A human-strength person with minimal skill and a metal shod quarterstaff can punch a jagged hole through an inch of hardwood - source: personal 'accomplishment'/fuckup. As I understand it, that's enough force to turn the patella into a compound fracture if hit, bone ripping through skin and causing bleeding (this part is speculation on my part, but hardwood is mighty tough stuff)

Depending on just how 'super' the superhuman strength is, skill level, and actual precision of the shot, a full strength strike with the butt of the staff could
- disjoint (knock aside) the patella, possibly causing a hyperextension and perhaps torn ligaments/tendons.
- 'just' cause a messy compound fracture
- drive bone fragments into the cartilage
- continue through the patella and disjoint the knee, almost certainly causing cartilage/tendon/etc damage
- rip through, possibly leading to the target bleeding out astonishingly quickly as the veins and arteries in the rear of the knee joint get ruptured
- turn the patella into a shrapnel grenade, then continue on to do the same to the ends of the femur and tibia
 
We're talking a Strength 22 Blackguard fucking up an unarmored sorcerer, if you want the technicalities. Ruleset is Pathfinder/D&D3.5 :)

Thanks for the information, that's excellent stuff for me to work with. Not so much for the poor bastard on the receiving end. There will be a Cure spell in his future, but after involuntarily eating a piece of Dispel Magic, that won't work that well.
 
We're talking a Strength 22 Blackguard fucking up an unarmored sorcerer, if you want the technicalities. Ruleset is Pathfinder/D&D3.5 :)

Ouchie.

Hrm. Blackguards aren't typically well known for using quarterstaves, but are competent in using them. I'd almost think a blackguard with that much strength might take it by an end and use it like a blunt, hiltless great sword. Which if the strike is end-on to the knee is actually GOOD news for the sorcerer, because it ignores several of the ways to built force in a quarterstaff strike.

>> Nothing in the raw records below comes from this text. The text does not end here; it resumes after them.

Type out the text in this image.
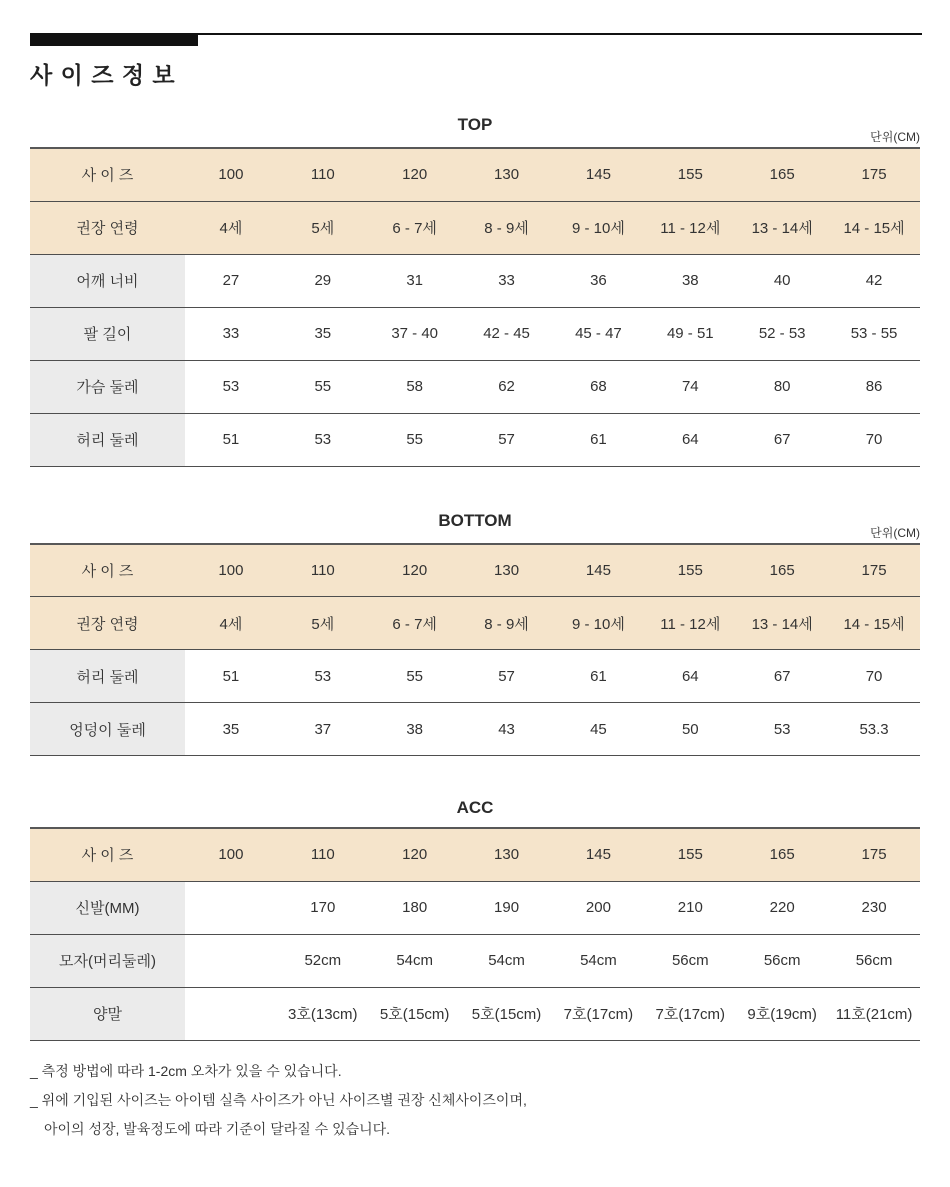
사 이 즈 정 보
TOP
단위(CM)
사 이 즈	100	110	120	130	145	155	165	175
권장 연령	4세	5세	6 - 7세	8 - 9세	9 - 10세	11 - 12세	13 - 14세	14 - 15세
어깨 너비	27	29	31	33	36	38	40	42
팔 길이	33	35	37 - 40	42 - 45	45 - 47	49 - 51	52 - 53	53 - 55
가슴 둘레	53	55	58	62	68	74	80	86
허리 둘레	51	53	55	57	61	64	67	70
BOTTOM
단위(CM)
사 이 즈	100	110	120	130	145	155	165	175
권장 연령	4세	5세	6 - 7세	8 - 9세	9 - 10세	11 - 12세	13 - 14세	14 - 15세
허리 둘레	51	53	55	57	61	64	67	70
엉덩이 둘레	35	37	38	43	45	50	53	53.3
ACC
사 이 즈	100	110	120	130	145	155	165	175
신발(MM)		170	180	190	200	210	220	230
모자(머리둘레)		52cm	54cm	54cm	54cm	56cm	56cm	56cm
양말		3호(13cm)	5호(15cm)	5호(15cm)	7호(17cm)	7호(17cm)	9호(19cm)	11호(21cm)
_ 측정 방법에 따라 1-2cm 오차가 있을 수 있습니다.
_ 위에 기입된 사이즈는 아이템 실측 사이즈가 아닌 사이즈별 권장 신체사이즈이며,
아이의 성장, 발육정도에 따라 기준이 달라질 수 있습니다.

If used like a quarterstaff, getting rotational force-building behind the strike, I'd say there's a real risk the kneecap is fragmented and driven into the joint. IF the sorcerer can bend that joint at all it'll be extremely painful, and hyperextension (bending the wrong way) is a constant risk.

If used like a great sword stabbing at the knee, dislocated/cracked patella seems quite reasonable, possibly a compound (bone-thru-skin) fracture if you're feeling particularly graphic.

Just my 2c, YMMV
 
I, too, think more damage would be done by a whack vs a thrust.

As for a compound fracture... well, the bloodiest (read: "most literarily spectacular") ones are normally caused by a protruding bone-end punching out through the skin of a limb that's bent unnaturally. On the patella, there's not much that can protrude and there's no bending taking place in the right direction to make the patella all blood-inducing, even though the strike itself would lacerate the sorceror's skin.

I can't conceptualize your force ratios; I'm a geek, not a nerd, but I think your D&D numbers are suggesting "a fuckload of force." I think that much energy would hyperextend the knee joint and, if anything, create a compound fracture dorsally, as the tib and fib punch through. But that's tougher to describe.

I think you can get far, graphically, with sound on this one instead of vision. Describing the crunch of the kneecap, done well, could be more cringe-inducing than rivers of blood.
 
The deed is done already (see the link to M&M 8 below, last couple of paragraphs). It's now time for the sorcerer's allies to fix the mess and since he's out from overwhelming agony and fatigue, I needed the end result description. Fun times. Thanks for all the input.